35    Having made inquiries with the Registry, I am satisfied that Ms Lu has not sought at any stage to file the notice of termination as received from the Commission, including the two attachments. Equally, I am not satisfied that she lodged for filing Attachment A to the notice of termination. I am therefore satisfied that she has been in default of the Court’s order since 21 April 2022 and she has not been frank with the Court.

36    In view of Ms Lu’s continued non-compliance with the Court’s order, I am satisfied that a self-executing order in the form proposed by UNSW is appropriate.

37    Despite being given repeated opportunities to file the relevant attachment to the notice, Ms Lu has proved unwilling to do so. Her correspondence with the Court and her interactions at each of the case management hearings have been high-handed, disrespectful and intemperate. She has consistently displayed disdain for the Court’s orders, directions and processes. She has doggedly maintained, without any apparent basis, that Bartier Perry is not authorised to receive correspondence or otherwise act on the University’s behalf. In an email to the Court in response to the notice listing the matter for case management, for example, she stated (without alteration):

No, the applicant don’t consent the other party’s purported solicitors to request unnecessary re- listing with such short notice which must be rejected.

As the order, next one 29 Aug is still remaining. 
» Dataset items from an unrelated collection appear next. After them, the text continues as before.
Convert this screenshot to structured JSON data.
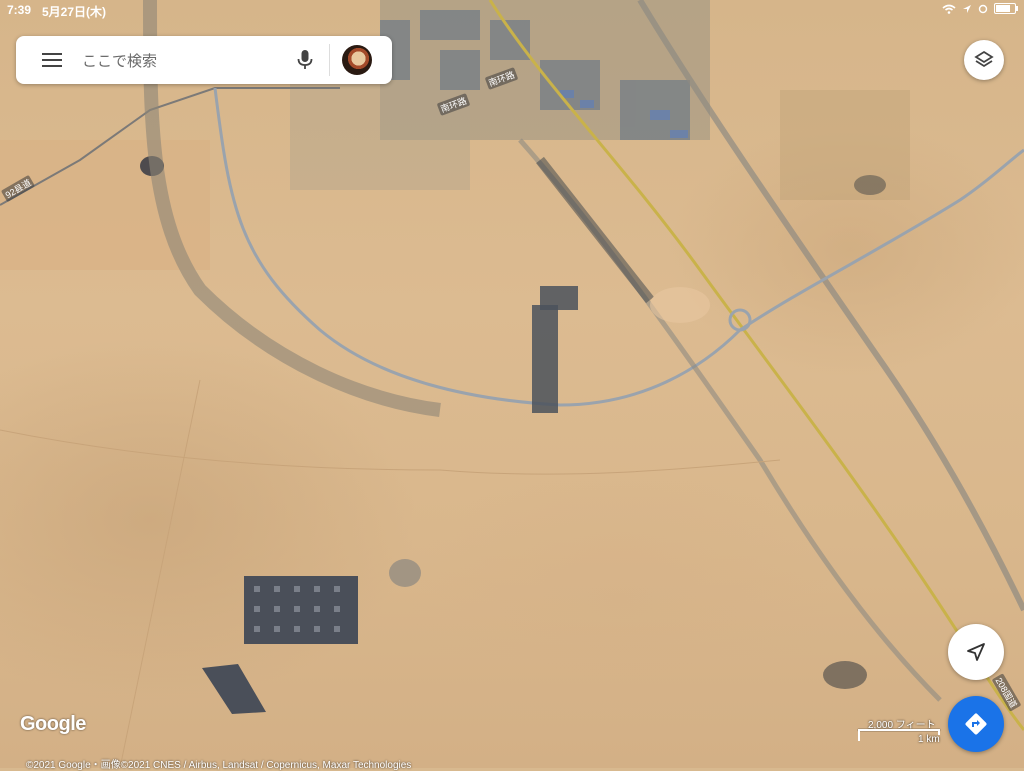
{
  "status_bar": {
    "time": "7:39",
    "date": "5月27日(木)"
  },
  "search": {
    "placeholder": "ここで検索"
  },
  "map": {
    "road_labels": [
      "92县道",
      "南环路",
      "南环路",
      "208国道"
    ]
  },
  "attribution": "©2021 Google・画像©2021 CNES / Airbus, Landsat / Copernicus, Maxar Technologies",
  "google_logo": "Google",
  "scale": {
    "imperial": "2,000 フィート",
    "metric": "1 km"
  },
  "icons": {
    "menu": "hamburger-menu-icon",
    "mic": "microphone-icon",
    "layers": "layers-icon",
    "compass": "navigation-arrow-icon",
    "directions": "directions-icon"
  },
  "colors": {
    "accent": "#1a73e8",
    "desert": "#d8b98f"
  }
}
Essentially, the purported don’t have right to request based on rule 10.22 and receive documents. They need to provide the form authorization by noon tomorrow. 

The request from the purported solicitors is abusing public resources and legal procedures. The re- listing on 19 May must be dismissed. Without the applicant consent, why it can be relisted and order was made next one will be 29 Aug. 

Someone is manipulating case which is highly concerned.

38    These assertions are baseless. It is clear on the authorities that there is “a strong presumptionthat a solicitor has a contract of retainer with a person who is the party for whom or which the solicitor appears on the record of proceedings: see, for example, Halliday v Sacs Group Pty Ltd (unreported, High Court of Australia, 23 December 1992) at pp 6–7 (Dawson J); Halliday v Sacs Group Pty Ltd (1993) 67 ALJR 678 at 679–680; 113 ALR 637 at 639 (Mason CJ); Oil Basins Ltd v Watson (2017) 252 FCR 420 at [40] (North and Rares JJ); [73]–[74] (Dowsett J). Contrary to Ms Lu’s assumption, it is she who bears the burden of establishing the absence of the University’s contract of retainer, not the solicitor on the record for the University: see Oil Basins Ltd v Watson at [73]. And that is a burden Ms Lu did not discharge.

39    Given her ongoing non-compliance with the order and her disdain for the Court’s role and processes, I have little confidence that Ms Lu will comply with the order to file and serve the relevant documents. The orders UNSW seeks, however, will give her one last chance to do so. The best way to promote the overarching purpose is to make those orders. Far too much of the judicial and administrative resources of the Court have already been consumed on this matter to the detriment of other matters. If the orders are not made, additional unwarranted strain will be placed on those resources and UNSW will continue to incur unnecessary costs.

I certify that the preceding thirty-nine (39) numbered paragraphs are a true copy of the Reasons for Judgment of the Honourable Justice Katzmann.